After all, we have several important archeological sites on our doorstep, including Whitehawk and the Black Rock Beach, with Boxgrove just down the road in West Sussex.
If you follow the Undercliff Walk from Brighton Marina to Rottingdean you can still see evidence of the shingle raised beach now suspended in the cliffs, which points to the great changes in climate witnessed during and after the Ice Age.
This beach would have provided rich hunting grounds for Neanderthal man some 250,0000 years ago, including horse, red deer, bison and mammoths. We can’t promise it but there’s even a chance you may see the odd mammoth tusk poking out from the cliffs!
With the help of Curator Andy Maxted, I took a mini ‘virtual dig’ myself and was given a quick tour of the archeology collections down in the storerooms beneath the museum, where hundreds of fascinating items await discovery in sets of pristine white drawers.
Curator Andy Maxted and his axehead
Firstly I was shown a pretty rare hand axe which has recently been unearthed, as it were. The axe was a pretty exciting discovery, since it was only the third one from the lower Paleolithic era found in Brighton and Hove.
As the name suggests, the axe would be gripped ergonomically in the palm and used mainly to butcher animals such as straight tusked elephant, giant elk, rhino, auroch (an extinct species of cattle) and even lions found roaming the plains of ‘Britain’, at a time when we were still connected to the land mass of what’s now continental Europe.
(Forgive me but I couldn’t quite resist the above caption opp. I wonder which other curators we can match with rhyming items from the collections? Consider the gauntlet well and truly thrown down!)
Knap in Hand
It would have been worked into shape – or ‘knapped’ – against a larger piece of flint. Seeing the axe, alongside dozens of similar pieces of flint in a range of shapes and sizes, made me wonder just how they’re correctly identified as tools and not just random pieces of flint, so Andy showed me the delicate scars and lesions that show where the item’s been worked, though in all honesty my untrained eyes still struggled to see these telltale signs, so I will probably have to take his word for it!
If it Ain’t Broke…
Handaxes like these were the main tool used by various stages of man for 1.8 million years. Just think about that for a second. If you consider the speed of development of tools and devices we use today – and just how rapidly they’re deemed to be obsolete – it’s rather mindblowing to think that one tool would have lasted, largely unchanged, for such a vast stretch of time.
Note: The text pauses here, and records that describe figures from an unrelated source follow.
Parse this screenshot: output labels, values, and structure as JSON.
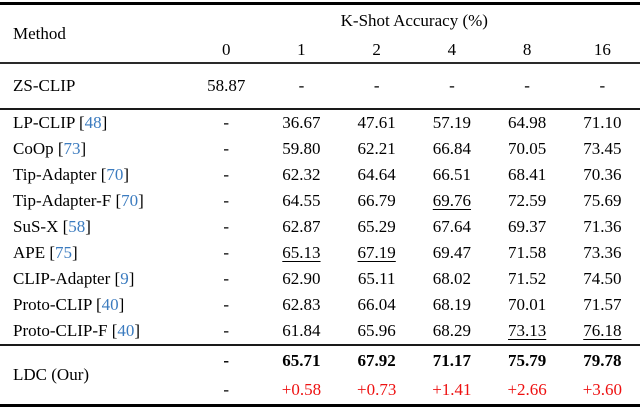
{
  "table": {
    "header": {
      "method_label": "Method",
      "group_label": "K-Shot Accuracy (%)",
      "shot_columns": [
        "0",
        "1",
        "2",
        "4",
        "8",
        "16"
      ]
    },
    "colors": {
      "citation_blue": "#3b7bbf",
      "delta_red": "#ee1111",
      "text_black": "#000000"
    },
    "zero_shot_row": {
      "method": "ZS-CLIP",
      "values": [
        "58.87",
        "-",
        "-",
        "-",
        "-",
        "-"
      ]
    },
    "baseline_rows": [
      {
        "method": "LP-CLIP",
        "cite": "48",
        "values": [
          "-",
          "36.67",
          "47.61",
          "57.19",
          "64.98",
          "71.10"
        ],
        "underline": []
      },
      {
        "method": "CoOp",
        "cite": "73",
        "values": [
          "-",
          "59.80",
          "62.21",
          "66.84",
          "70.05",
          "73.45"
        ],
        "underline": []
      },
      {
        "method": "Tip-Adapter",
        "cite": "70",
        "values": [
          "-",
          "62.32",
          "64.64",
          "66.51",
          "68.41",
          "70.36"
        ],
        "underline": []
      },
      {
        "method": "Tip-Adapter-F",
        "cite": "70",
        "values": [
          "-",
          "64.55",
          "66.79",
          "69.76",
          "72.59",
          "75.69"
        ],
        "underline": [
          3
        ]
      },
      {
        "method": "SuS-X",
        "cite": "58",
        "values": [
          "-",
          "62.87",
          "65.29",
          "67.64",
          "69.37",
          "71.36"
        ],
        "underline": []
      },
      {
        "method": "APE",
        "cite": "75",
        "values": [
          "-",
          "65.13",
          "67.19",
          "69.47",
          "71.58",
          "73.36"
        ],
        "underline": [
          1,
          2
        ]
      },
      {
        "method": "CLIP-Adapter",
        "cite": "9",
        "values": [
          "-",
          "62.90",
          "65.11",
          "68.02",
          "71.52",
          "74.50"
        ],
        "underline": []
      },
      {
        "method": "Proto-CLIP",
        "cite": "40",
        "values": [
          "-",
          "62.83",
          "66.04",
          "68.19",
          "70.01",
          "71.57"
        ],
        "underline": []
      },
      {
        "method": "Proto-CLIP-F",
        "cite": "40",
        "values": [
          "-",
          "61.84",
          "65.96",
          "68.29",
          "73.13",
          "76.18"
        ],
        "underline": [
          4,
          5
        ]
      }
    ],
    "ours": {
      "method": "LDC (Our)",
      "accuracy": [
        "-",
        "65.71",
        "67.92",
        "71.17",
        "75.79",
        "79.78"
      ],
      "delta": [
        "-",
        "+0.58",
        "+0.73",
        "+1.41",
        "+2.66",
        "+3.60"
      ]
    }
  }
}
The find came about when Andy was organising the Stone Age collection for use by school groups, as the period now features prominently in Key Stage 2 lessons on the National Curriculum (for children aged 7 – 11).
You can check out some of the fantastic and developing learning resources here.
Of course museums rely on academic experts to help identify and verify items of this nature, so Dr James Cole of Brighton University recently popped in to confirm that the handaxe is lower Palaeolithic, making it possibly as old as 400,000 years. The University has recently started a Geography with Archaeology degree, which the Museum hopes to complement by working with their new Archaeology Department on a number of local archaeological projects.
A formal partnership agreement was recently announced between the Museum, the Dome and the University of Brighton, so this is a nice example of the sort of projects that are already arising and will no doubt continue to flourish.
Other Prehistoric Finds
Another item I was shown on this whistle stop tour of several million years of local prehistory included an impressive ceremonial bronze dagger, which may have been made in Europe and brought back as a trade. The dagger was part of the Black Rock hoard, along with some elegantly crafted bracelets, which are thought to be unique to the area and may well have been some sort of tribal badge.
I was also shown some early examples of handicrafts, such as this charming piece of Ice Age art, a carved reindeer bone.
Of course this is just the tip of the Ice Age iceberg, as it were. No doubt I’ll be back for another subterranean foray into the museum stores soon. As for the title of this post, well I know, I know, but it could have been worse. I could have gone with ‘a hard axe to follow.’